Writing used to come easily for me. I wrote one of my best novels, The Unicorn’s Daughter, in four months. Final Hours took six weeks. It was almost too easy, which is why I was surprised that The Unicorn’s Daughter required almost no editing from Berkley and became, along with Chasing the Wind, one of my best-reviewed novels.
As I’ve gotten older, though, I’ve found it more and more difficult to finish a project. I asked my neurologist if I might be in the early stages of Alzheimer’s. “No. You’re way too sharp for that,” she assured me. Okay. If not that, what about epilepsy? I was first diagnosed as a teenager, and due to my own stupidity, was off the anti-seizure meds for a long time (I don’t have convulsive seizures, so I assumed–incorrectly–that I wasn’t having seizures at all). Again, the answer was no. My previous neurologist told me I was just distracted. ADHD, maybe?
My eyesight is not what it used to be–not that it was ever all that good. Arthritis has been an issue, so writing first drafts in longhand, as I’ve done throughout most of my career, was no longer possible.
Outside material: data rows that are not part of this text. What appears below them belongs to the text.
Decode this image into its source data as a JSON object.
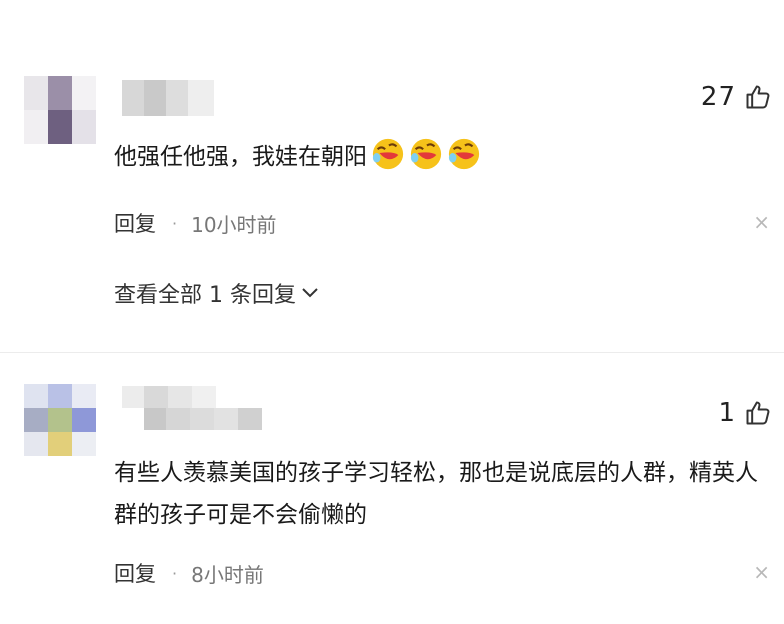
{
  "comments": [
    {
      "likes": "27",
      "text": "他强任他强，我娃在朝阳",
      "emoji_count": 3,
      "reply_label": "回复",
      "separator": "·",
      "time": "10小时前",
      "close_glyph": "×",
      "view_all": "查看全部 1 条回复"
    },
    {
      "likes": "1",
      "text": "有些人羡慕美国的孩子学习轻松，那也是说底层的人群，精英人群的孩子可是不会偷懒的",
      "reply_label": "回复",
      "separator": "·",
      "time": "8小时前",
      "close_glyph": "×"
    }
  ],
  "icons": {
    "like": "thumbs-up-outline-icon",
    "emoji": "face-with-tears-of-joy-rolling-icon",
    "expand": "chevron-down-icon",
    "close": "close-icon"
  },
  "colors": {
    "text": "#1a1a1a",
    "meta": "#777777",
    "emoji_yellow": "#f6c21a",
    "emoji_red": "#e3383a"
  }
}
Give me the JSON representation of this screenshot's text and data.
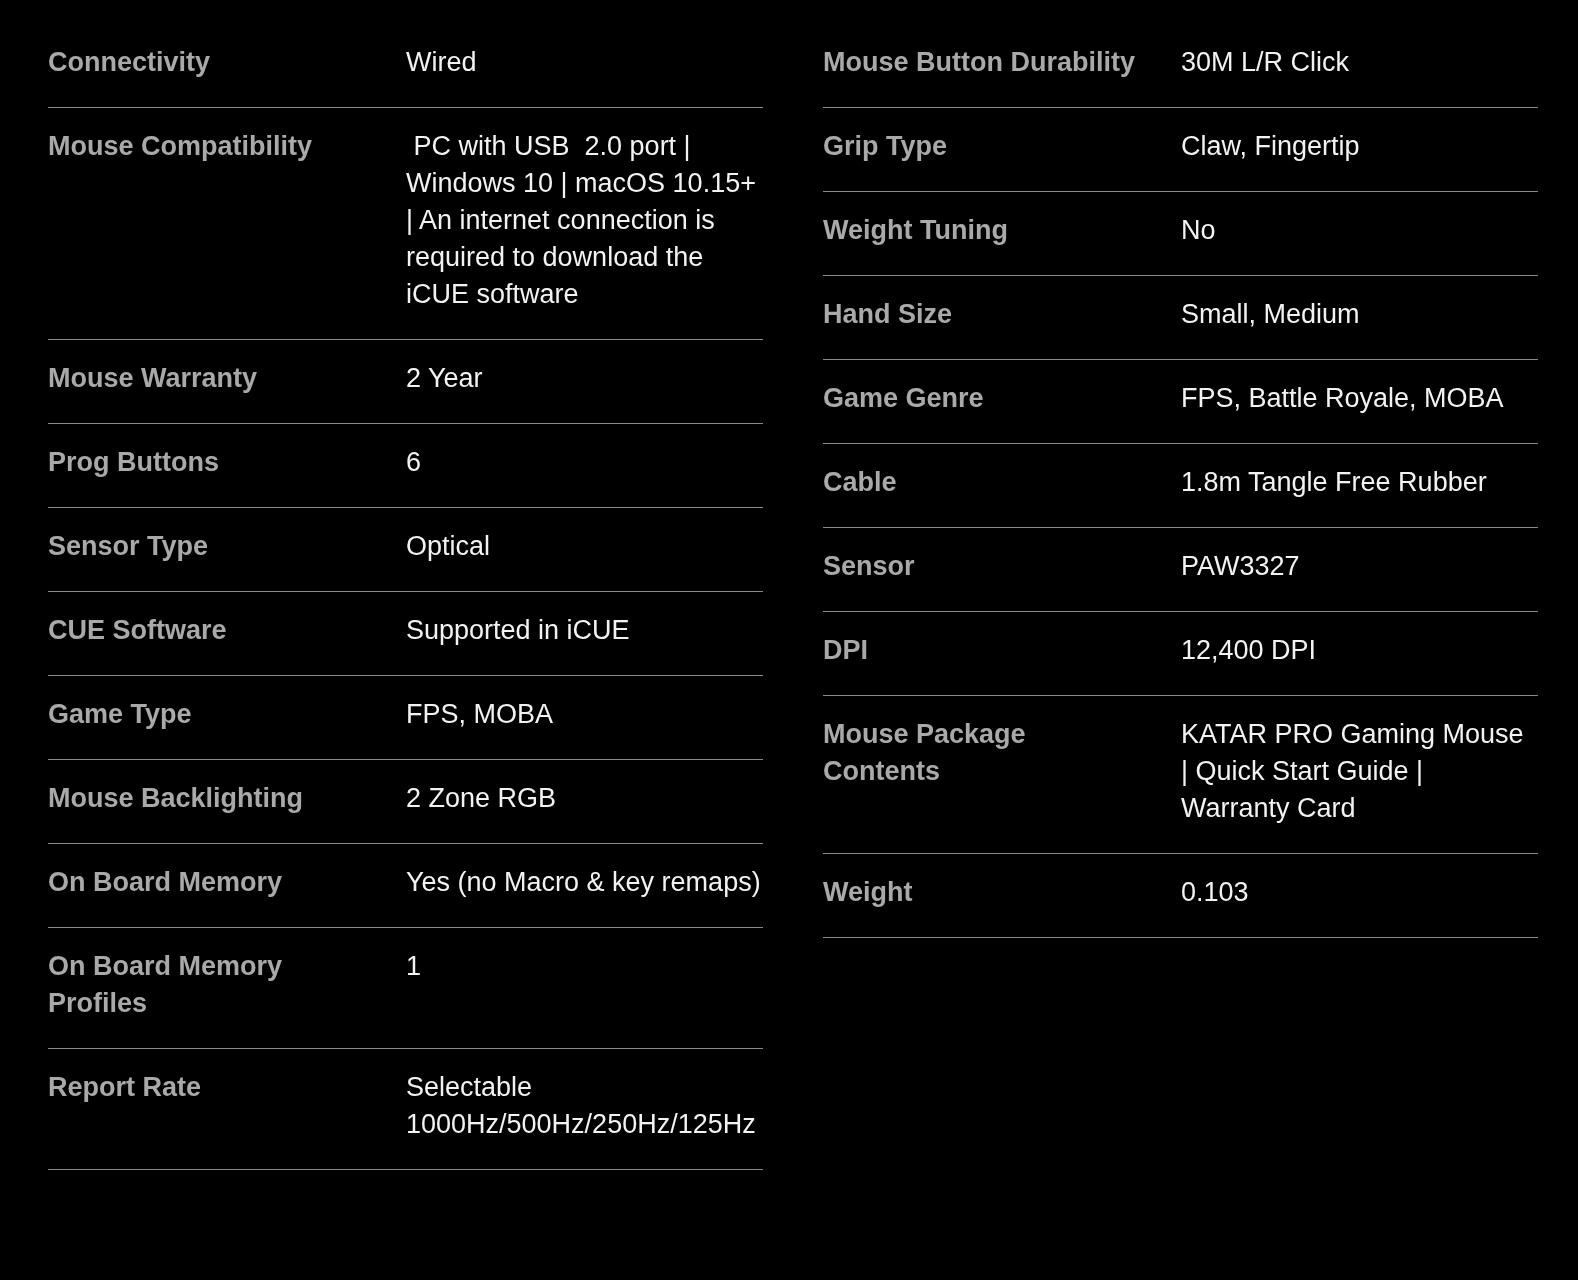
{
  "spec_columns": [
    {
      "rows": [
        {
          "label": "Connectivity",
          "value": "Wired"
        },
        {
          "label": "Mouse Compatibility",
          "value": " PC with USB  2.0 port | Windows 10 | macOS 10.15+ | An internet connection is required to download the iCUE software"
        },
        {
          "label": "Mouse Warranty",
          "value": "2 Year"
        },
        {
          "label": "Prog Buttons",
          "value": "6"
        },
        {
          "label": "Sensor Type",
          "value": "Optical"
        },
        {
          "label": "CUE Software",
          "value": "Supported in iCUE"
        },
        {
          "label": "Game Type",
          "value": "FPS, MOBA"
        },
        {
          "label": "Mouse Backlighting",
          "value": "2 Zone RGB"
        },
        {
          "label": "On Board Memory",
          "value": "Yes (no Macro & key remaps)"
        },
        {
          "label": "On Board Memory Profiles",
          "value": "1"
        },
        {
          "label": "Report Rate",
          "value": "Selectable 1000Hz/500Hz/250Hz/125Hz"
        }
      ]
    },
    {
      "rows": [
        {
          "label": "Mouse Button Durability",
          "value": "30M L/R Click"
        },
        {
          "label": "Grip Type",
          "value": "Claw, Fingertip"
        },
        {
          "label": "Weight Tuning",
          "value": "No"
        },
        {
          "label": "Hand Size",
          "value": "Small, Medium"
        },
        {
          "label": "Game Genre",
          "value": "FPS, Battle Royale, MOBA"
        },
        {
          "label": "Cable",
          "value": "1.8m Tangle Free Rubber"
        },
        {
          "label": "Sensor",
          "value": "PAW3327"
        },
        {
          "label": "DPI",
          "value": "12,400 DPI"
        },
        {
          "label": "Mouse Package Contents",
          "value": "KATAR PRO Gaming Mouse | Quick Start Guide | Warranty Card"
        },
        {
          "label": "Weight",
          "value": "0.103"
        }
      ]
    }
  ]
}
It was also a problem in using a computer, tablet or smartphone–especially the latter two, since I had to hold the devices at an angle close enough to be able to see the screens. I’ve joked here about my “Kindle elbow.”
I’d tried dictation, but that was also a struggle–until I found this book.
Dictate Your Book: How to Write Your Book Better, Faster and Smarter by Monica Leonelle is a gem. Really. She points out that, like learning to type and use a computer are skills that require training and practice, dictation isn’t something you just do. Her book is short, concise and gives you all you need to learn to dictate your books, screenplays, short stories, etc. Collin is even considering it for doing his classwork, time being a big factor for him.